The current Indian legal position in this respect was set out in the 2018 judgement of the honourable Supreme Court in the case of Zhejiang Bonly Elevator Guide Rail Manufacture Co. Ltd. v. Jade Elevator Components. In Zhejiang Bonly, the Court dealt with an optional dispute resolution clause which specified as follows:
“Common processing contract disputes, the parties should be settled through consultation; consultation fails by treatment of to the arbitration body for arbitration or the court.” which simply means if amicable settlement could not be reached, the parties have both options readily available i.e, to opt for arbitration or litigation – without any further qualification.
Indian court decrees prior to the Quickheal case stated that the use of the word “may” in optional arbitration clauses indicates that there is no valid arbitration agreement at the outset and that any party electing to go for arbitration instead of litigation needs to seek fresh consent of the other.
In the Quickheal case, the relevant dispute resolution clause was discussed and it was held;
1.All disputes under this Agreement shall be thoroughly discussed for resolution by the designated personnel of each party, and if such disputes cannot be resolved within 30 days, the same may be referred to arbitration as stated below.
2.Disputes under this agreement shall be referred to arbitration as per the Arbitration and Conciliation Act, 1996 as amended from time to time.
3.Subject to the provisions of this Clause, the Courts in Pune shall have exclusive jurisdiction in dispute resolution and the parties may pursue any remedy available to them at law or equity.”
The Court interpreted the above clause to mean that there was no valid arbitration agreement as such. In doing so, the Court differentiated between clauses which grant an option to both parties to arbitrate their dispute without expressly referring to the option to litigate in the same breadth and clauses which specify that the parties “shall” resolve their dispute by either arbitration or litigation.
The effect of the Court’s order is such that in the first scenario, a party needs to obtain fresh consent of the other party before commencing arbitration. However in the second scenario, there is presumed consent granted by both the parties for arbitration as well as litigation, and a party simply needs to choose either option to make it binding on the other.

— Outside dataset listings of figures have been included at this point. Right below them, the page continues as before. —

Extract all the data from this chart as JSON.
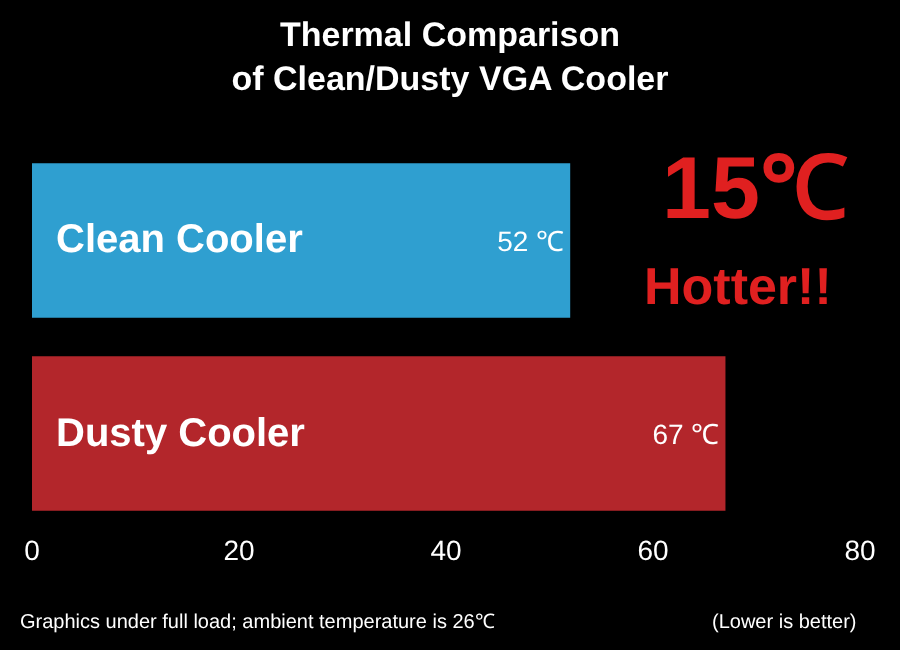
{
  "chart_data": {
    "type": "bar",
    "orientation": "horizontal",
    "title": "Thermal Comparison\nof Clean/Dusty VGA Cooler",
    "categories": [
      "Clean Cooler",
      "Dusty Cooler"
    ],
    "values": [
      52,
      67
    ],
    "colors": [
      "#2f9fd0",
      "#b3262b"
    ],
    "value_labels": [
      "52 ℃",
      "67 ℃"
    ],
    "xlim": [
      0,
      80
    ],
    "xticks": [
      0,
      20,
      40,
      60,
      80
    ],
    "tick_labels": "x",
    "grid": false,
    "legend": false,
    "annotations": [
      "15℃",
      "Hotter!!",
      "Graphics under full load; ambient temperature is 26℃",
      "(Lower is better)"
    ]
  }
}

An optional arbitration clause which states that a party “may” arbitrate should not be construed as an invalid arbitration agreement. Doing so would definitely impact India’s march towards being a pro-arbitration regime.
However, till the time Indian judiciary gives a relook at this issue, parties should draft their arbitration clauses in definitive language, and if the clauses provide for any optionality, the parties should avoid the term “may” and clearly set out if any further consent of the other party is required before exercising such option.